Caracas- Il Venezuela ha denunciato ieri che il blackout manifestatosi l’altro ieri in buona parte del Paese è stato il risultato di «due attacchi terroristici» al sistema elettrico nazionale attuati da gente «violenta che ha fatto della propagazione del panico fra la popolazione lo strumento per ottenere la destabilizzazione del Paese e saziare la sua ansia di potere con metodi contrari allo stato di diritto costituzionale».
In un comunicato ufficiale si precisa che «un primo attacco, simile a quello registrato il 7 marzo scorso» nella centrale di Guri, "è stato rapidamente posto sotto controllo, permettendo il ripristino dell'erogazione di energia elettrica".
Ma in serata, si dice infine, «mani criminali» hanno provocato un incendio danneggiando gli autotrasformatori ed i cavi di collegamento.

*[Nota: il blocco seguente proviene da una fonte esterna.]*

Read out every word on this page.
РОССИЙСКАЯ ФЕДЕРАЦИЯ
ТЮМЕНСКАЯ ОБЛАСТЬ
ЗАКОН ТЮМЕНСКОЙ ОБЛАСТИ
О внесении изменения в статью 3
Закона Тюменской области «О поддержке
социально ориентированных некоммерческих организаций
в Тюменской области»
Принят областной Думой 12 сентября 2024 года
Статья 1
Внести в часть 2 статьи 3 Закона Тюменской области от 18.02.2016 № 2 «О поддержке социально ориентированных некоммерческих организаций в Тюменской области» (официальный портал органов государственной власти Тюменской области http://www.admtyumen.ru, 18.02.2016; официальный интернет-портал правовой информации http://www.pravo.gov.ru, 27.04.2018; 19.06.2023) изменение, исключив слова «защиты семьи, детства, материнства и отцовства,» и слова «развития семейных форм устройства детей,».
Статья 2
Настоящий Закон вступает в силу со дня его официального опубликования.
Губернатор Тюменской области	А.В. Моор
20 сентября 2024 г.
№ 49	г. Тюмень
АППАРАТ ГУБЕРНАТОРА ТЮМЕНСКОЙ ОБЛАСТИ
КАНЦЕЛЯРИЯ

Una operazione, si sostiene, di «terroristi» protetti dagli Stati Uniti che aspirano a egemonizzare il dominio geopolitico mondiale.
Dopo il blackout di lunedì sera, che ha interessato 21 dei 23 stati del Paese, la situazione non è ancora tornata alla normalità in molte zone. Anche nella stessa Caracas ci sono quartieri al buio tanto che il governo ha disposto la sospensione per 24 ore di tutte le attività scolastiche e lavorative e lanciato un appello alla calma. Come riporta il quotidiano spagnolo El Pais, il ministro delle Comunicazioni, Jorge Rodriguez, ha affermato che il sistema elettrico "è stato attaccato per danneggiare gli impianti della centrale idroelettrica Simon Bolivar" sul fiume Guri, già all'origine del primo blackout di due settimane fa, durato 6 giorni.